While the concept of the ‘metaverse’ as the virtual parallel world of the future is doing the rounds, it has long been reality in the industrial environment. Digital engineering is the name of the process that creates virtual production plants before they are actually constructed on the shopfloor.
This offers clear advantages: Significantly shorter construction times, state-of-the-art technology, precisely adjusted plants, and rapid commissioning. In the process sensors take on a special task: “Intelligent sensors get the plants and robots moving. They measure, inspect certain patterns or materials, and process data so that operative steps can be set up efficiently and individually.
We have developed the first generation of digital sensor twins to ensure that this versatility can be integrated during the early planning phases of the future plant,” explains Samir Belgharda, Technical Industry Manager. Plant designers can already use the digital twin during an early phase of the engineering process to test which sensor is the right one for the future application.

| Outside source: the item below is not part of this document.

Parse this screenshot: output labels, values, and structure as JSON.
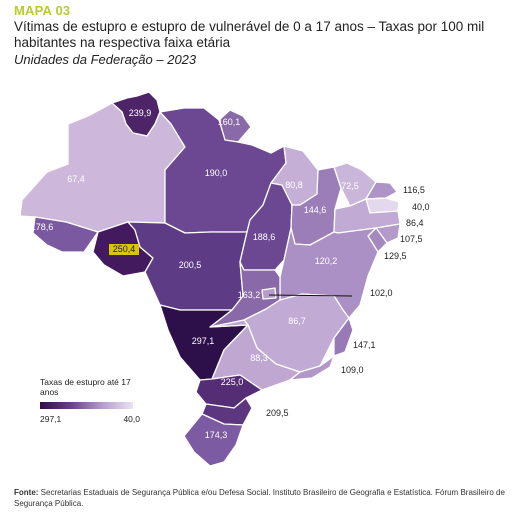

Virtual commissioning offers new possibilities
The first digital sensor twins from SICK form the basis for a growing portfolio of virtual sensors. 2D or 3D models of sensors are currently standard. The aim now is to develop the digital twin as a 4D CAD model in the future, and make it available to plant designers. Samir Belgharda gives an example: “We have already created virtual depictions of our safety laser scanners. Our laser scanners play an important role in plant safety: Their scanning fields detect the surroundings of a plant. They switch off the plant when a person or object comes too near. The protective fields must be precisely parameterized to ensure that they do not switch off the plant too early or too late. In the past, the inputting of these settings could only be undertaken on the standing machine itself – this was time-consuming and not without its dangers. Our virtual sensor models now open up the possibility of carrying out configuration during the phase of virtual commissioning.“

The virtual simulation of plant processes prevents time-consuming post-adjustment during plant construction. Simulating errors and taking the control logic into account allows a variety of scenarios to be digitally mirrored and trained for. Another advantage of digital engineering is the contemporary nature of the installed components and software solutions. “By using digital twins of all the plant’s components we can drastically shorten the time required for a plant to start operation. Nevertheless, years may pass between starting on the planning and the first productive throughput. So what may have been stateof-the-art when the planning started could already be outof-date two years later. This, however, is not a major problem in the virtual world: The designer can flexibly adapt the plant to the latest state of the technology.”
Bridges to the future
But Samir Belgharda and his team want still more than this: “We want to create a bridge between virtual commissioning and actual commissioning. In future it should be possible to transfer all the configurations and specific settings from the virtual engineering to the plant control system for real use. We would thus take enormous steps towards achieving plug&play solutions for commissioning large plants. This is a milestone for the digital transformation in industrial automation.”